Type	Formats	Max size	Processing pipeline
Image	`png`, `jpg`, `webp`, `gif`	20 MB	Resize → base64 encode → vision model routing
Audio	`mp3`, `wav`, `m4a`	25 MB	Whisper transcription → text injection
PDF	`pdf`	50 MB	Text extraction → chunking → context injection
Video	`mp4`, `mov`	100 MB	Frame sampling → vision model routing

How routing works

When a file is received, the handler performs MIME type detection from the file header bytes (not the extension). The detected MIME type determines which pipeline is selected. After processing, the output is injected into the agent's context window as structured content before the model is invoked.

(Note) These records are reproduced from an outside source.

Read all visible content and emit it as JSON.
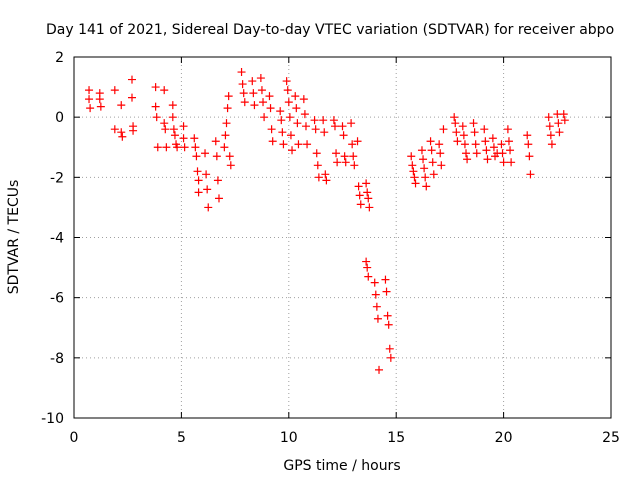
{
  "chart_data": {
    "type": "scatter",
    "title": "Day 141 of 2021, Sidereal Day-to-day VTEC variation (SDTVAR) for receiver abpo",
    "xlabel": "GPS time / hours",
    "ylabel": "SDTVAR / TECUs",
    "xlim": [
      0,
      25
    ],
    "ylim": [
      -10,
      2
    ],
    "xticks": [
      0,
      5,
      10,
      15,
      20,
      25
    ],
    "yticks": [
      -10,
      -8,
      -6,
      -4,
      -2,
      0,
      2
    ],
    "grid": true,
    "marker": "plus",
    "color": "#ff0000",
    "series": [
      {
        "name": "SDTVAR",
        "points": [
          [
            0.7,
            0.9
          ],
          [
            0.7,
            0.6
          ],
          [
            0.75,
            0.3
          ],
          [
            1.2,
            0.8
          ],
          [
            1.2,
            0.6
          ],
          [
            1.25,
            0.35
          ],
          [
            1.9,
            0.9
          ],
          [
            1.9,
            -0.4
          ],
          [
            2.2,
            0.4
          ],
          [
            2.2,
            -0.5
          ],
          [
            2.25,
            -0.65
          ],
          [
            2.7,
            1.25
          ],
          [
            2.7,
            0.65
          ],
          [
            2.75,
            -0.3
          ],
          [
            2.75,
            -0.45
          ],
          [
            3.8,
            1.0
          ],
          [
            3.8,
            0.35
          ],
          [
            3.85,
            0.0
          ],
          [
            3.9,
            -1.0
          ],
          [
            4.2,
            0.9
          ],
          [
            4.2,
            -0.2
          ],
          [
            4.25,
            -0.4
          ],
          [
            4.3,
            -1.0
          ],
          [
            4.6,
            0.4
          ],
          [
            4.6,
            0.0
          ],
          [
            4.65,
            -0.4
          ],
          [
            4.7,
            -0.6
          ],
          [
            4.75,
            -0.9
          ],
          [
            4.8,
            -1.0
          ],
          [
            5.1,
            -0.3
          ],
          [
            5.1,
            -0.7
          ],
          [
            5.15,
            -1.0
          ],
          [
            5.6,
            -0.7
          ],
          [
            5.65,
            -1.0
          ],
          [
            5.7,
            -1.3
          ],
          [
            5.75,
            -1.8
          ],
          [
            5.8,
            -2.1
          ],
          [
            5.8,
            -2.5
          ],
          [
            6.1,
            -1.2
          ],
          [
            6.15,
            -1.9
          ],
          [
            6.2,
            -2.4
          ],
          [
            6.25,
            -3.0
          ],
          [
            6.6,
            -0.8
          ],
          [
            6.65,
            -1.3
          ],
          [
            6.7,
            -2.1
          ],
          [
            6.75,
            -2.7
          ],
          [
            7.0,
            -1.0
          ],
          [
            7.05,
            -0.6
          ],
          [
            7.1,
            -0.2
          ],
          [
            7.15,
            0.3
          ],
          [
            7.2,
            0.7
          ],
          [
            7.25,
            -1.3
          ],
          [
            7.3,
            -1.6
          ],
          [
            7.8,
            1.5
          ],
          [
            7.85,
            1.1
          ],
          [
            7.9,
            0.8
          ],
          [
            7.95,
            0.5
          ],
          [
            8.3,
            1.2
          ],
          [
            8.35,
            0.8
          ],
          [
            8.4,
            0.4
          ],
          [
            8.7,
            1.3
          ],
          [
            8.75,
            0.9
          ],
          [
            8.8,
            0.5
          ],
          [
            8.85,
            0.0
          ],
          [
            9.1,
            0.7
          ],
          [
            9.15,
            0.3
          ],
          [
            9.2,
            -0.4
          ],
          [
            9.25,
            -0.8
          ],
          [
            9.6,
            0.2
          ],
          [
            9.65,
            -0.1
          ],
          [
            9.7,
            -0.5
          ],
          [
            9.75,
            -0.9
          ],
          [
            9.9,
            1.2
          ],
          [
            9.95,
            0.9
          ],
          [
            10.0,
            0.5
          ],
          [
            10.05,
            0.0
          ],
          [
            10.1,
            -0.6
          ],
          [
            10.15,
            -1.1
          ],
          [
            10.3,
            0.7
          ],
          [
            10.35,
            0.3
          ],
          [
            10.4,
            -0.2
          ],
          [
            10.45,
            -0.9
          ],
          [
            10.7,
            0.6
          ],
          [
            10.75,
            0.1
          ],
          [
            10.8,
            -0.3
          ],
          [
            10.85,
            -0.9
          ],
          [
            11.2,
            -0.1
          ],
          [
            11.25,
            -0.4
          ],
          [
            11.3,
            -1.2
          ],
          [
            11.35,
            -1.6
          ],
          [
            11.4,
            -2.0
          ],
          [
            11.6,
            -0.1
          ],
          [
            11.65,
            -0.5
          ],
          [
            11.7,
            -1.9
          ],
          [
            11.75,
            -2.1
          ],
          [
            12.1,
            -0.1
          ],
          [
            12.15,
            -0.3
          ],
          [
            12.2,
            -1.2
          ],
          [
            12.25,
            -1.5
          ],
          [
            12.5,
            -0.3
          ],
          [
            12.55,
            -0.6
          ],
          [
            12.6,
            -1.3
          ],
          [
            12.65,
            -1.5
          ],
          [
            12.9,
            -0.2
          ],
          [
            12.95,
            -0.9
          ],
          [
            13.0,
            -1.3
          ],
          [
            13.05,
            -1.6
          ],
          [
            13.2,
            -0.8
          ],
          [
            13.25,
            -2.3
          ],
          [
            13.3,
            -2.6
          ],
          [
            13.35,
            -2.9
          ],
          [
            13.6,
            -2.2
          ],
          [
            13.65,
            -2.5
          ],
          [
            13.7,
            -2.7
          ],
          [
            13.75,
            -3.0
          ],
          [
            13.6,
            -4.8
          ],
          [
            13.65,
            -5.0
          ],
          [
            13.7,
            -5.3
          ],
          [
            14.0,
            -5.5
          ],
          [
            14.05,
            -5.9
          ],
          [
            14.1,
            -6.3
          ],
          [
            14.15,
            -6.7
          ],
          [
            14.2,
            -8.4
          ],
          [
            14.5,
            -5.4
          ],
          [
            14.55,
            -5.8
          ],
          [
            14.6,
            -6.6
          ],
          [
            14.65,
            -6.9
          ],
          [
            14.7,
            -7.7
          ],
          [
            14.75,
            -8.0
          ],
          [
            15.7,
            -1.3
          ],
          [
            15.75,
            -1.6
          ],
          [
            15.8,
            -1.8
          ],
          [
            15.85,
            -2.0
          ],
          [
            15.9,
            -2.2
          ],
          [
            16.2,
            -1.1
          ],
          [
            16.25,
            -1.4
          ],
          [
            16.3,
            -1.7
          ],
          [
            16.35,
            -2.0
          ],
          [
            16.4,
            -2.3
          ],
          [
            16.6,
            -0.8
          ],
          [
            16.65,
            -1.1
          ],
          [
            16.7,
            -1.5
          ],
          [
            16.75,
            -1.9
          ],
          [
            17.0,
            -0.9
          ],
          [
            17.05,
            -1.2
          ],
          [
            17.1,
            -1.6
          ],
          [
            17.2,
            -0.4
          ],
          [
            17.7,
            0.0
          ],
          [
            17.75,
            -0.2
          ],
          [
            17.8,
            -0.5
          ],
          [
            17.85,
            -0.8
          ],
          [
            18.1,
            -0.3
          ],
          [
            18.15,
            -0.6
          ],
          [
            18.2,
            -0.9
          ],
          [
            18.25,
            -1.2
          ],
          [
            18.3,
            -1.4
          ],
          [
            18.6,
            -0.2
          ],
          [
            18.65,
            -0.5
          ],
          [
            18.7,
            -0.9
          ],
          [
            18.75,
            -1.2
          ],
          [
            19.1,
            -0.4
          ],
          [
            19.15,
            -0.8
          ],
          [
            19.2,
            -1.1
          ],
          [
            19.25,
            -1.4
          ],
          [
            19.5,
            -0.7
          ],
          [
            19.55,
            -1.0
          ],
          [
            19.6,
            -1.3
          ],
          [
            19.7,
            -1.2
          ],
          [
            19.9,
            -0.9
          ],
          [
            19.95,
            -1.2
          ],
          [
            20.0,
            -1.5
          ],
          [
            20.2,
            -0.4
          ],
          [
            20.25,
            -0.8
          ],
          [
            20.3,
            -1.1
          ],
          [
            20.35,
            -1.5
          ],
          [
            21.1,
            -0.6
          ],
          [
            21.15,
            -0.9
          ],
          [
            21.2,
            -1.3
          ],
          [
            21.25,
            -1.9
          ],
          [
            22.1,
            0.0
          ],
          [
            22.15,
            -0.3
          ],
          [
            22.2,
            -0.6
          ],
          [
            22.25,
            -0.9
          ],
          [
            22.5,
            0.1
          ],
          [
            22.55,
            -0.2
          ],
          [
            22.6,
            -0.5
          ],
          [
            22.8,
            0.1
          ],
          [
            22.85,
            -0.1
          ]
        ]
      }
    ]
  }
}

MIME type detection — file header bytes are read to determine the true content type
Pipeline selection — the detected MIME type maps to one of four processing pipelines
Processing — the file passes through the selected pipeline (transcription, extraction, encoding, or frame sampling)
Context injection — processed output is appended to the agent's context as a structured content block before inference

Sending multimodal input

Send files alongside a message by posting to /chat with a multipart/form-data body. The files array accepts any number of attachments up to the configured maxFileSizeMb per file.

bash

curl -X POST http://localhost:3000/chat \
  -H 'Authorization: Bearer ${JWT_TOKEN}' \
  -F 'message=Summarize the attached document and describe the diagram' \
  -F 'agentId=research-agent' \
  -F 'files=@report.pdf' \
  -F 'files=@architecture.png'

Image handling

Images are resized to fit within the model's maximum image dimension before encoding. The resized image is base64-encoded and passed directly to the vision model. Animated GIFs are sampled at the first frame only.

Step	Details
Resize	Longest edge capped at 2048 px; aspect ratio preserved
Encode	Base64-encoded as `data:image/<type>;base64,...`
Routing	Injected as a vision content block; model must support vision

Audio handling

Audio files are sent to the Whisper transcription endpoint. The returned transcript is injected into the agent context as a plain text block prefixed with [Transcript]. Language detection is automatic; pass language in the request to override.

PDF handling

PDFs are processed with a text extraction layer. Extracted text is split into overlapping chunks and injected as sequential context blocks. Scanned PDFs without embedded text fall back to OCR processing when available.

Configuration

yaml

multimodal:
  enabled: true
  maxFileSizeMb: 50
  allowedTypes:
    - image/png
    - image/jpeg
    - image/webp
    - image/gif
    - audio/mpeg
    - audio/wav
    - audio/mp4
    - application/pdf
    - video/mp4
    - video/quicktime